Their new light-emitting material has drawn the interest and collaboration of visual artist and printmaker Dean Dass, associate chair for studio art in the McIntire Department of Art.
"This material has nearly miraculous properties," he said. "It really seems to be 'self-healing,' as Cassandra poetically describes it.
"Normally in artistic use, pigments that fade are considered 'fugitive' and must be avoided. This property in these pigments redefines that notion as the pigments seem to return to their original condition over and again," he said. "The possibilities for the sheer visual wonder of this are endless. And when applied to, say, the environment, the question of 'fugitive' or 'self-healing' is also an interesting ethical question. It can redefine the nature of our use of materials as something other than permanent or unalterable. Countless artists working today, and even many of our own art students, would like to think of their aesthetic in this engaged and relational way."
Dass was so impressed with the glowing compounds, he devoted a few pages to them in a collaborative book published in the U.Va. printmaking programs last fall. Post-baccalaureate student Rachel Singel supervised the project, and other faculty and students contributed. The book, "Time," was inspired by the writings of Jorge Luis Borges and his concepts of space and time. Fraser and Zhang were included as co-authors.

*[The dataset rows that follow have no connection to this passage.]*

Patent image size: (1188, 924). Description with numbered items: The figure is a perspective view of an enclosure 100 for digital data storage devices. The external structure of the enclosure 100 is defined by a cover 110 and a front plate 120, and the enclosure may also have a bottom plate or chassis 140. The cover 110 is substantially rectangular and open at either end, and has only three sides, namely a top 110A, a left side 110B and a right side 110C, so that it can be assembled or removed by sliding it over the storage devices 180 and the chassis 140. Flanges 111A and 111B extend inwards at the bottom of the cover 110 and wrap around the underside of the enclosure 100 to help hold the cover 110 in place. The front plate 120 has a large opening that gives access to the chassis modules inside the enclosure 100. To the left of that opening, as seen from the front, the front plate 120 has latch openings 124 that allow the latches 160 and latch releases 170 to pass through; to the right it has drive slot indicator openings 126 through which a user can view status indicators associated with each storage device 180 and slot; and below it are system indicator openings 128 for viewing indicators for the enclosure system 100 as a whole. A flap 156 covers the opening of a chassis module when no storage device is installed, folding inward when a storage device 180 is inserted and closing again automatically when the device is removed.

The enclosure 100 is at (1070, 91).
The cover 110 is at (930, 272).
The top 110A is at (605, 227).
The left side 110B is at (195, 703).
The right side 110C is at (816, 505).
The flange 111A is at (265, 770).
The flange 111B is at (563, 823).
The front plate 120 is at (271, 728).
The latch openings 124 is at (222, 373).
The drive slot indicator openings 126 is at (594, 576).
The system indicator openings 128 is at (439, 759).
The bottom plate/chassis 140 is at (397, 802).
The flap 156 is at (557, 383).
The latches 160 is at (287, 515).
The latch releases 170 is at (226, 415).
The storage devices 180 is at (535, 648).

Berenika Boberska, a visiting artist to U.Va. from Poland who has organized an interdisciplinary team of artists, architects, engineers and scientists for the Fallow City project, has even considered incorporating the glowing dye synthesized by Zhang and Fraser.
"Artists and chemists actually have a shared love for materials," Fraser said. "It's a natural fit."
Fraser and Zhang shared their discovery with a high school chemistry class from St. Anne's-Belfield School in Charlottesville. During a recent visit, students were so awed by the glowing transcendent nature of the material and the drawings they were able to create, they did not want to leave Fraser's lab.
"Our students were able to see a real lab and actual research in action," said St. Anne's chemistry teacher Meg Van Liew, who has twice brought classes to Fraser's lab. "Plus, the material they are working with is visually cool and really excites students who are looking for science beyond the textbooks."
Van Liew noted that her students were pleased to see that undergraduate students also participate in research in Fraser's lab, demonstrating that there are research opportunities at the undergraduate level.
"Cassandra is a really enthusiastic teacher who makes the lab a fun and stimulating place," Van Liew said.